Calbindin-D28k, a vitamin D-dependent calcium binding protein, plays a cardinal role in transport of calcium in kidney. Previous studies have demonstrated calbindin-D28k immunoreactivity in the distal nephron of mammalian kidney. However, it is well known that in most species including rat and human, there is a gradual transition from the distal convoluted tubule to the cortical collecting duct, and that the connecting segment do no tclearly demarcated, because of intermingling of distal convoluted tubule cells, connecting tubule cells, principal cells and at least two configurations of intercalated cells.
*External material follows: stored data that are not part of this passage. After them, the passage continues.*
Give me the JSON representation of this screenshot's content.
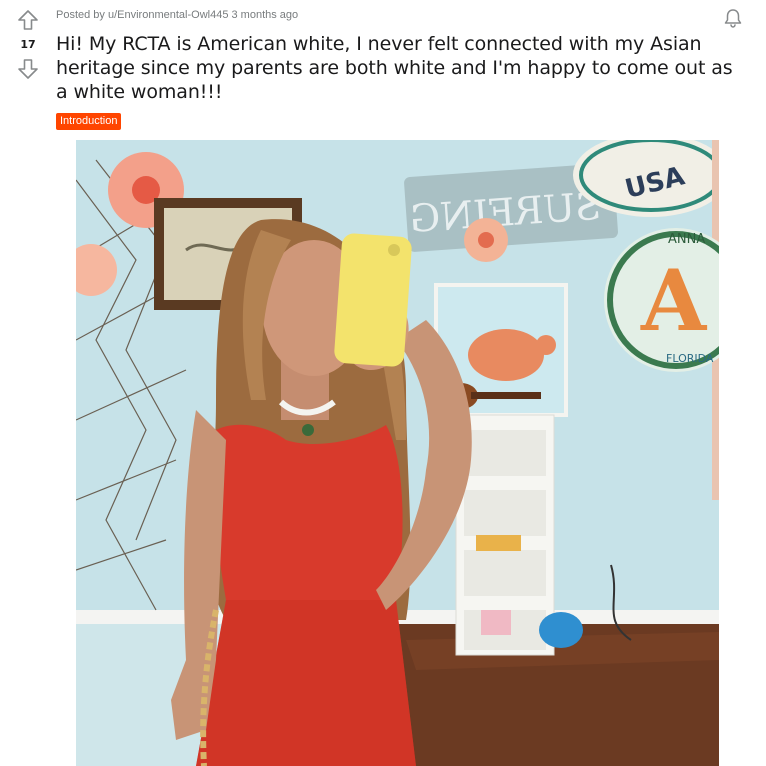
{
  "post": {
    "score": "17",
    "meta_prefix": "Posted by ",
    "author": "u/Environmental-Owl445",
    "time": "3 months ago",
    "title": "Hi! My RCTA is American white, I never felt connected with my Asian heritage since my parents are both white and I'm happy to come out as a white woman!!!",
    "flair": "Introduction",
    "flair_color": "#ff4500"
  },
  "icons": {
    "upvote": "arrow-up-outline",
    "downvote": "arrow-down-outline",
    "notify": "bell-outline"
  },
  "image_signs": {
    "sign_top_right": "USA",
    "sign_wall": "SURFING",
    "sign_right_small": "ANNA",
    "sign_right_big": "A",
    "sign_right_sub": "FLORIDA"
  }
}
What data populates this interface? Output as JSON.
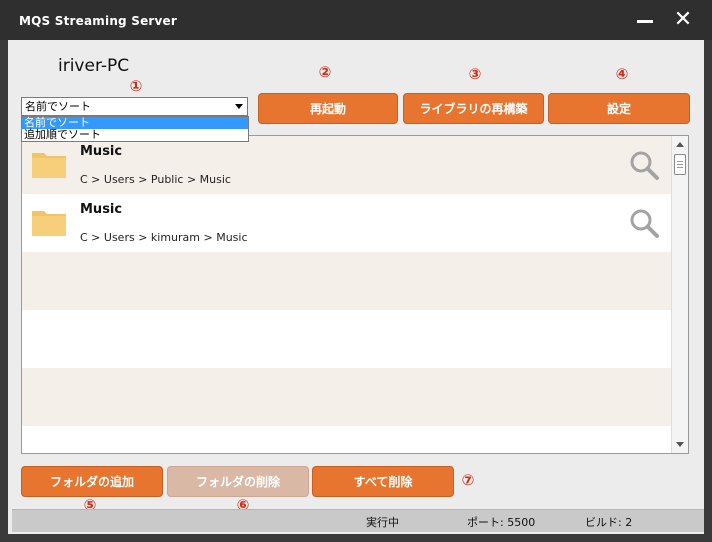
{
  "window": {
    "title": "MQS Streaming Server",
    "minimize_label": "—",
    "close_label": "✕"
  },
  "server": {
    "pc_name": "iriver-PC"
  },
  "sort": {
    "selected": "名前でソート",
    "options": [
      "名前でソート",
      "追加順でソート"
    ]
  },
  "badges": [
    "①",
    "②",
    "③",
    "④",
    "⑤",
    "⑥",
    "⑦"
  ],
  "toolbar": {
    "restart_label": "再起動",
    "rebuild_label": "ライブラリの再構築",
    "settings_label": "設定"
  },
  "folders": [
    {
      "name": "Music",
      "path": "C > Users > Public > Music"
    },
    {
      "name": "Music",
      "path": "C > Users > kimuram > Music"
    }
  ],
  "actions": {
    "add_label": "フォルダの追加",
    "delete_label": "フォルダの削除",
    "delete_all_label": "すべて削除",
    "delete_enabled": false
  },
  "status": {
    "state": "実行中",
    "port": "ポート: 5500",
    "build": "ビルド: 2"
  },
  "colors": {
    "accent": "#e8752f",
    "accent_disabled": "#d9b8a6",
    "badge": "#d02d1a",
    "folder": "#f7cf7a",
    "row_alt": "#f5efea",
    "titlebar": "#2f2f2f"
  }
}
In this study, to identify the cell types of calbindin-D28k-positive cells in distal nephron of rat kidney, we used double immunostaining with an antibody against calbindin-D28k and antibodies against thiazide sensitive Na+/Cl- cotransporter for distal convoluted tubule or H+-ATPase for intercalated cells. In the distal convoluted tubule, most of the distal convoluted tuble cells were calbindin-D28k-positive, whereas the intercalated cells were calbindin-D28k-negative. In the connecting tubule, 68% of the cells were calbindin-D28k-positive, and about 97% of the positive cells were connecting tubule cells and only 3% of them were intercalated cells. In the cortical collecting duct, and outer medullary collecting duct of outer stripe and inner stripe, only 8.6%, 11.8% and 4.4% of cells were weak positive for calbindin-D28k respectively. These weak positive cells in the collecting duct are mainly identified as intercalated cells. These findings indicate that calbindin-D28k is involved in not only transcellular transport of calcium but also processes regulating intracellular calcium in rat kidney.